Riecco i Pearl Jam, la band di successo che dopo 30 anni rimane "esordiente"

"Gigaton" è rock intenso. In forse lo show di luglio a Imola

E dire che sono quasi trent'anni dal loro debutto. Ora esce il loro nuovo disco Gigaton e un'altra volta confermano di essere sempre sorprendenti.

I Pearl Jam sono rimasti esordienti nello spirito perché hanno rifiutato le convenzioni, hanno fatto pochi patti con il successo e si sono ben guardati dal cedere a indulgenze pop. Se nel mondo c'è un gruppo davvero «indie» questi sono i Pearl Jam, che hanno venduto 60 milioni di copie, riempito gli stadi e ispirato già una generazione di rockettari post grunge.

Eggià, perché i Pearl Jam vengono da Seattle come i Nirvana e tanti altri eroi grandi o piccoli del grunge e sono nati nel dolore perché Jeff Ament e Stone Gossard arrivano dal disfacimento dei grandiosi Mother Love Bone, usciti sul mercato con il bellissimo disco di esordio Apple quando il cantante Andrew Wood era già morto per overdose. Con la vitalità disperata di tanti gruppi rock, fu trovato un altro cantante e, per farla breve, nacquero i Pearl Jam. Il cantante era Eddie Vedder. Il loro debutto fu uno dei grandi successi degli anni Novanta, il disco Ten, quello di Even flow o Alive che nel 1991 portarono fuori il grunge dalla culla nichilista e lo aprirono alle influenze rock degli anni Settanta e persino al folk. Allora Eddie Vedder faceva il benzinaio a San Diego e la sua decisione di entrare nei Pearl Jam fu più o meno una scommessa. Oggi è una delle voci più potenti e credibili del rock. Ha preso il posto di Michael Stipe dei R.E.M. come portabandiera di una generazione di musicisti attenti ai problemi ambientali, tendenzialmente anti repubblicani (prima Bush ora Trump) e ben attenti a non cedere alle moine del successo hollywoddiano, quello patinato e platinato, che oggi è un ricamo di selfie e ricchezza esibita. Perciò questo Gigaton è uno dei pochi dischi rock che valga la notizia e anche gli applausi a prescindere. C'è sincerità in queste dodici canzoni, che sono suonate per davvero perché l'elettronica è ridotta ai minimi termini e lo spirito è sempre quello di una band da garage che si trova e suona qualche pezzo. Il primo singolo Dance of the clairvoyants è l'elaborazione di un messaggio dei Talking Heads (essere potenti senza aggredire) ma è anche una sopraffina dimostrazione di capacità strumentale. Anche Superblood Wolfmoon, al netto di una chitarra quasi ska, è una dimostrazione di come lo spirito davvero «alternative» possa riservare ancora oggi, ancora nel 2020 digitalizzato, autentiche sorprese. E se Alright o Buckle up sono già veri classici Pearl Jam, il resto delle canzoni sono forse il momento perfetto della band, la quadratura del cerchio tra l'irruenza del rock da ventenni e le voglie più profonde dei cinquantenni.
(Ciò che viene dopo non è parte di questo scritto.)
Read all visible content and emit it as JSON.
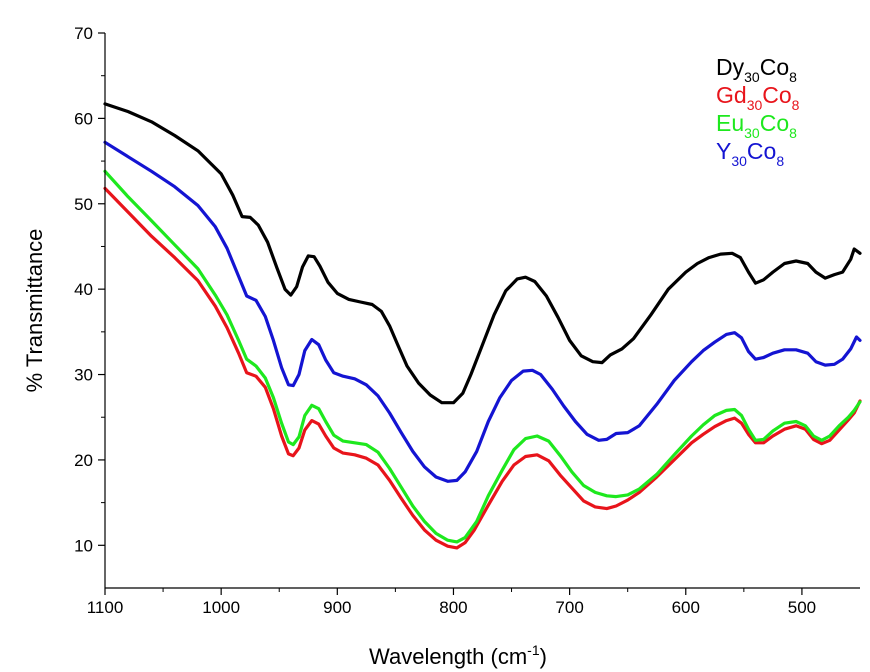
{
  "chart_data": {
    "type": "line",
    "xlabel": "Wavelength (cm",
    "xlabel_sup": "-1",
    "xlabel_close": ")",
    "ylabel": "% Transmittance",
    "xlim": [
      1100,
      450
    ],
    "ylim": [
      5,
      70
    ],
    "x_ticks": [
      1100,
      1000,
      900,
      800,
      700,
      600,
      500
    ],
    "y_ticks": [
      10,
      20,
      30,
      40,
      50,
      60,
      70
    ],
    "x_tick_labels": [
      "1100",
      "1000",
      "900",
      "800",
      "700",
      "600",
      "500"
    ],
    "y_tick_labels": [
      "10",
      "20",
      "30",
      "40",
      "50",
      "60",
      "70"
    ],
    "legend_position": "top-right",
    "series": [
      {
        "name": "Dy30Co8",
        "label_base": "Dy",
        "label_sub1": "30",
        "label_mid": "Co",
        "label_sub2": "8",
        "color": "#000000",
        "points": [
          [
            1100,
            61.7
          ],
          [
            1080,
            60.8
          ],
          [
            1060,
            59.6
          ],
          [
            1040,
            58.0
          ],
          [
            1020,
            56.2
          ],
          [
            1000,
            53.5
          ],
          [
            990,
            51.0
          ],
          [
            982,
            48.5
          ],
          [
            975,
            48.4
          ],
          [
            968,
            47.5
          ],
          [
            960,
            45.5
          ],
          [
            952,
            42.5
          ],
          [
            945,
            40.0
          ],
          [
            940,
            39.3
          ],
          [
            935,
            40.3
          ],
          [
            930,
            42.6
          ],
          [
            925,
            43.9
          ],
          [
            920,
            43.8
          ],
          [
            915,
            42.7
          ],
          [
            908,
            40.8
          ],
          [
            900,
            39.5
          ],
          [
            890,
            38.8
          ],
          [
            880,
            38.5
          ],
          [
            870,
            38.2
          ],
          [
            862,
            37.4
          ],
          [
            855,
            35.7
          ],
          [
            848,
            33.5
          ],
          [
            840,
            31.0
          ],
          [
            830,
            29.0
          ],
          [
            820,
            27.6
          ],
          [
            810,
            26.7
          ],
          [
            800,
            26.7
          ],
          [
            792,
            27.8
          ],
          [
            785,
            30.0
          ],
          [
            775,
            33.5
          ],
          [
            765,
            37.0
          ],
          [
            755,
            39.8
          ],
          [
            745,
            41.2
          ],
          [
            738,
            41.4
          ],
          [
            730,
            40.9
          ],
          [
            720,
            39.2
          ],
          [
            710,
            36.7
          ],
          [
            700,
            34.0
          ],
          [
            690,
            32.2
          ],
          [
            680,
            31.5
          ],
          [
            672,
            31.4
          ],
          [
            665,
            32.3
          ],
          [
            655,
            33.0
          ],
          [
            645,
            34.2
          ],
          [
            630,
            37.0
          ],
          [
            615,
            40.0
          ],
          [
            600,
            42.0
          ],
          [
            590,
            43.0
          ],
          [
            580,
            43.7
          ],
          [
            570,
            44.1
          ],
          [
            560,
            44.2
          ],
          [
            553,
            43.7
          ],
          [
            546,
            42.0
          ],
          [
            540,
            40.7
          ],
          [
            533,
            41.1
          ],
          [
            525,
            42.0
          ],
          [
            515,
            43.0
          ],
          [
            505,
            43.3
          ],
          [
            495,
            43.0
          ],
          [
            488,
            42.0
          ],
          [
            480,
            41.3
          ],
          [
            472,
            41.7
          ],
          [
            465,
            42.0
          ],
          [
            458,
            43.5
          ],
          [
            455,
            44.7
          ],
          [
            450,
            44.2
          ]
        ]
      },
      {
        "name": "Gd30Co8",
        "label_base": "Gd",
        "label_sub1": "30",
        "label_mid": "Co",
        "label_sub2": "8",
        "color": "#e8141b",
        "points": [
          [
            1100,
            51.8
          ],
          [
            1080,
            49.0
          ],
          [
            1060,
            46.2
          ],
          [
            1040,
            43.7
          ],
          [
            1020,
            41.0
          ],
          [
            1005,
            38.0
          ],
          [
            995,
            35.5
          ],
          [
            985,
            32.5
          ],
          [
            978,
            30.2
          ],
          [
            970,
            29.8
          ],
          [
            962,
            28.5
          ],
          [
            955,
            26.0
          ],
          [
            948,
            22.8
          ],
          [
            942,
            20.7
          ],
          [
            938,
            20.5
          ],
          [
            933,
            21.4
          ],
          [
            928,
            23.5
          ],
          [
            922,
            24.6
          ],
          [
            916,
            24.2
          ],
          [
            910,
            22.8
          ],
          [
            903,
            21.4
          ],
          [
            895,
            20.8
          ],
          [
            885,
            20.6
          ],
          [
            875,
            20.2
          ],
          [
            865,
            19.4
          ],
          [
            855,
            17.6
          ],
          [
            845,
            15.5
          ],
          [
            835,
            13.5
          ],
          [
            825,
            11.8
          ],
          [
            815,
            10.6
          ],
          [
            805,
            9.9
          ],
          [
            797,
            9.7
          ],
          [
            790,
            10.3
          ],
          [
            782,
            11.8
          ],
          [
            770,
            14.7
          ],
          [
            758,
            17.5
          ],
          [
            748,
            19.4
          ],
          [
            738,
            20.4
          ],
          [
            728,
            20.6
          ],
          [
            718,
            19.9
          ],
          [
            708,
            18.2
          ],
          [
            698,
            16.7
          ],
          [
            688,
            15.2
          ],
          [
            678,
            14.5
          ],
          [
            668,
            14.3
          ],
          [
            660,
            14.6
          ],
          [
            650,
            15.3
          ],
          [
            640,
            16.2
          ],
          [
            625,
            18.0
          ],
          [
            610,
            20.0
          ],
          [
            595,
            22.0
          ],
          [
            585,
            23.0
          ],
          [
            575,
            23.9
          ],
          [
            565,
            24.6
          ],
          [
            558,
            24.9
          ],
          [
            552,
            24.3
          ],
          [
            546,
            23.0
          ],
          [
            540,
            22.0
          ],
          [
            533,
            22.0
          ],
          [
            525,
            22.8
          ],
          [
            515,
            23.6
          ],
          [
            505,
            24.0
          ],
          [
            497,
            23.6
          ],
          [
            490,
            22.4
          ],
          [
            483,
            21.9
          ],
          [
            476,
            22.3
          ],
          [
            468,
            23.5
          ],
          [
            460,
            24.7
          ],
          [
            455,
            25.5
          ],
          [
            450,
            26.9
          ]
        ]
      },
      {
        "name": "Eu30Co8",
        "label_base": "Eu",
        "label_sub1": "30",
        "label_mid": "Co",
        "label_sub2": "8",
        "color": "#1ee81e",
        "points": [
          [
            1100,
            53.8
          ],
          [
            1080,
            50.8
          ],
          [
            1060,
            48.0
          ],
          [
            1040,
            45.2
          ],
          [
            1020,
            42.4
          ],
          [
            1005,
            39.3
          ],
          [
            995,
            37.0
          ],
          [
            985,
            34.0
          ],
          [
            978,
            31.8
          ],
          [
            970,
            31.0
          ],
          [
            962,
            29.6
          ],
          [
            955,
            27.3
          ],
          [
            948,
            24.3
          ],
          [
            942,
            22.1
          ],
          [
            938,
            21.8
          ],
          [
            933,
            22.7
          ],
          [
            928,
            25.2
          ],
          [
            922,
            26.4
          ],
          [
            916,
            26.0
          ],
          [
            910,
            24.5
          ],
          [
            903,
            22.9
          ],
          [
            895,
            22.2
          ],
          [
            885,
            22.0
          ],
          [
            875,
            21.8
          ],
          [
            865,
            20.9
          ],
          [
            855,
            19.0
          ],
          [
            845,
            16.8
          ],
          [
            835,
            14.6
          ],
          [
            825,
            12.8
          ],
          [
            815,
            11.4
          ],
          [
            805,
            10.6
          ],
          [
            797,
            10.4
          ],
          [
            790,
            10.9
          ],
          [
            780,
            12.8
          ],
          [
            770,
            15.8
          ],
          [
            758,
            18.8
          ],
          [
            748,
            21.2
          ],
          [
            738,
            22.5
          ],
          [
            728,
            22.8
          ],
          [
            718,
            22.2
          ],
          [
            708,
            20.5
          ],
          [
            698,
            18.6
          ],
          [
            688,
            17.0
          ],
          [
            678,
            16.2
          ],
          [
            668,
            15.8
          ],
          [
            660,
            15.7
          ],
          [
            650,
            15.9
          ],
          [
            640,
            16.6
          ],
          [
            625,
            18.3
          ],
          [
            610,
            20.6
          ],
          [
            595,
            22.8
          ],
          [
            585,
            24.1
          ],
          [
            575,
            25.2
          ],
          [
            565,
            25.8
          ],
          [
            558,
            25.9
          ],
          [
            552,
            25.2
          ],
          [
            546,
            23.6
          ],
          [
            540,
            22.3
          ],
          [
            533,
            22.4
          ],
          [
            525,
            23.4
          ],
          [
            515,
            24.3
          ],
          [
            505,
            24.5
          ],
          [
            497,
            24.0
          ],
          [
            490,
            22.8
          ],
          [
            483,
            22.3
          ],
          [
            476,
            22.8
          ],
          [
            468,
            24.0
          ],
          [
            460,
            25.0
          ],
          [
            455,
            25.8
          ],
          [
            450,
            26.8
          ]
        ]
      },
      {
        "name": "Y30Co8",
        "label_base": "Y",
        "label_sub1": "30",
        "label_mid": "Co",
        "label_sub2": "8",
        "color": "#1414d2",
        "points": [
          [
            1100,
            57.2
          ],
          [
            1080,
            55.5
          ],
          [
            1060,
            53.8
          ],
          [
            1040,
            52.0
          ],
          [
            1020,
            49.8
          ],
          [
            1005,
            47.3
          ],
          [
            995,
            44.8
          ],
          [
            985,
            41.5
          ],
          [
            978,
            39.2
          ],
          [
            970,
            38.7
          ],
          [
            962,
            36.8
          ],
          [
            955,
            34.0
          ],
          [
            948,
            30.8
          ],
          [
            942,
            28.8
          ],
          [
            938,
            28.7
          ],
          [
            933,
            30.0
          ],
          [
            928,
            32.8
          ],
          [
            922,
            34.1
          ],
          [
            916,
            33.5
          ],
          [
            910,
            31.7
          ],
          [
            903,
            30.2
          ],
          [
            895,
            29.8
          ],
          [
            885,
            29.5
          ],
          [
            875,
            28.8
          ],
          [
            865,
            27.5
          ],
          [
            855,
            25.5
          ],
          [
            845,
            23.2
          ],
          [
            835,
            21.0
          ],
          [
            825,
            19.2
          ],
          [
            815,
            18.0
          ],
          [
            805,
            17.5
          ],
          [
            797,
            17.6
          ],
          [
            790,
            18.6
          ],
          [
            780,
            21.0
          ],
          [
            770,
            24.5
          ],
          [
            760,
            27.3
          ],
          [
            750,
            29.3
          ],
          [
            740,
            30.4
          ],
          [
            732,
            30.5
          ],
          [
            725,
            30.0
          ],
          [
            715,
            28.3
          ],
          [
            705,
            26.3
          ],
          [
            695,
            24.5
          ],
          [
            685,
            23.0
          ],
          [
            675,
            22.3
          ],
          [
            668,
            22.4
          ],
          [
            660,
            23.1
          ],
          [
            650,
            23.2
          ],
          [
            640,
            24.0
          ],
          [
            625,
            26.5
          ],
          [
            610,
            29.3
          ],
          [
            595,
            31.5
          ],
          [
            585,
            32.8
          ],
          [
            575,
            33.8
          ],
          [
            565,
            34.7
          ],
          [
            558,
            34.9
          ],
          [
            552,
            34.3
          ],
          [
            546,
            32.7
          ],
          [
            540,
            31.8
          ],
          [
            533,
            32.0
          ],
          [
            525,
            32.5
          ],
          [
            515,
            32.9
          ],
          [
            505,
            32.9
          ],
          [
            495,
            32.5
          ],
          [
            488,
            31.5
          ],
          [
            480,
            31.1
          ],
          [
            472,
            31.2
          ],
          [
            465,
            31.8
          ],
          [
            458,
            33.0
          ],
          [
            453,
            34.4
          ],
          [
            450,
            34.0
          ]
        ]
      }
    ]
  }
}
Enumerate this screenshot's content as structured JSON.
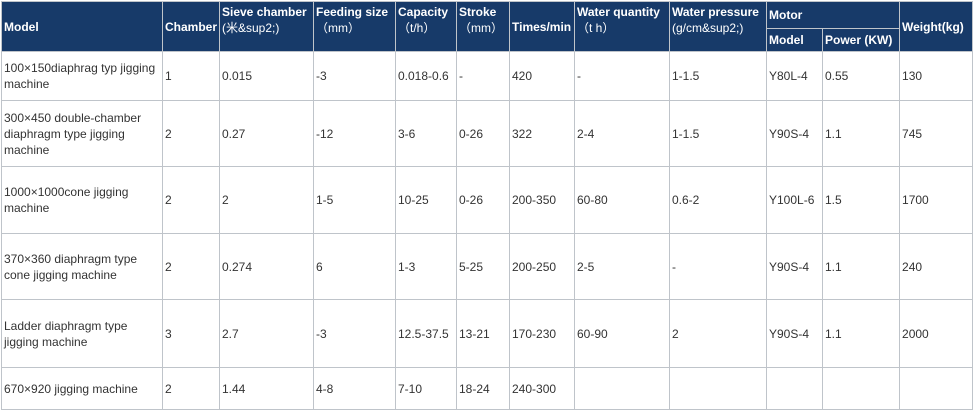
{
  "table": {
    "headers": {
      "model": "Model",
      "chamber": "Chamber",
      "sieve_chamber": "Sieve chamber",
      "sieve_chamber_unit": "(米&sup2;)",
      "feeding_size": "Feeding size",
      "feeding_size_unit": "（mm）",
      "capacity": "Capacity",
      "capacity_unit": "（t/h）",
      "stroke": "Stroke",
      "stroke_unit": "（mm）",
      "times_min": "Times/min",
      "water_quantity": "Water quantity",
      "water_quantity_unit": "（t h）",
      "water_pressure": "Water pressure",
      "water_pressure_unit": "(g/cm&sup2;)",
      "motor": "Motor",
      "motor_model": "Model",
      "motor_power": "Power (KW)",
      "weight": "Weight(kg)"
    },
    "rows": [
      {
        "model": "100×150diaphrag typ jigging machine",
        "chamber": "1",
        "sieve": "0.015",
        "feeding": "-3",
        "capacity": "0.018-0.6",
        "stroke": "-",
        "times": "420",
        "water_q": "-",
        "water_p": "1-1.5",
        "motor_model": "Y80L-4",
        "power": "0.55",
        "weight": "130"
      },
      {
        "model": "300×450 double-chamber diaphragm type jigging machine",
        "chamber": "2",
        "sieve": "0.27",
        "feeding": "-12",
        "capacity": "3-6",
        "stroke": "0-26",
        "times": "322",
        "water_q": "2-4",
        "water_p": "1-1.5",
        "motor_model": "Y90S-4",
        "power": "1.1",
        "weight": "745"
      },
      {
        "model": "1000×1000cone jigging machine",
        "chamber": "2",
        "sieve": "2",
        "feeding": "1-5",
        "capacity": "10-25",
        "stroke": "0-26",
        "times": "200-350",
        "water_q": "60-80",
        "water_p": "0.6-2",
        "motor_model": "Y100L-6",
        "power": "1.5",
        "weight": "1700"
      },
      {
        "model": "370×360 diaphragm type cone jigging machine",
        "chamber": "2",
        "sieve": "0.274",
        "feeding": "6",
        "capacity": "1-3",
        "stroke": "5-25",
        "times": "200-250",
        "water_q": "2-5",
        "water_p": "-",
        "motor_model": "Y90S-4",
        "power": "1.1",
        "weight": "240"
      },
      {
        "model": "Ladder diaphragm type jigging machine",
        "chamber": "3",
        "sieve": "2.7",
        "feeding": "-3",
        "capacity": "12.5-37.5",
        "stroke": "13-21",
        "times": "170-230",
        "water_q": "60-90",
        "water_p": "2",
        "motor_model": "Y90S-4",
        "power": "1.1",
        "weight": "2000"
      },
      {
        "model": "670×920 jigging machine",
        "chamber": "2",
        "sieve": "1.44",
        "feeding": "4-8",
        "capacity": "7-10",
        "stroke": "18-24",
        "times": "240-300",
        "water_q": "",
        "water_p": "",
        "motor_model": "",
        "power": "",
        "weight": ""
      }
    ]
  }
}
Senz'altro, se suoneranno a Imola il 5 luglio, i brani di questo disco saranno il valore aggiunto di una scaletta che già ora, obiettivamente, viene compilata per esclusione. Ci sono pezzi dei Pearl Jam (ad esempio quelli del disco Mirroball con Neil Young) che meriterebbero di essere suonati per intero ogni volta. Ma trent'anni di carriera obbligano a una scelta. In ogni caso, Gigaton è il disco giusto per questo periodo. È potente come la disperazione che stiamo vivendo. È nostalgico come le sensazioni che talvolta si provano in queste settimane di isolamento. Ma è anche aperto, libero, privo di pareti. Certo, ci sono riferimenti anti Trump, e ci mancherebbe. Ma stavolta il core business dei Pearl Jam è il ritorno alle radici della musica. Non della loro musica. Ma del modo di comporre musica e di suonarla. Vince la spontaneità, insomma. E oggi questa sta tornando a essere la virtù più preziosa nella musica.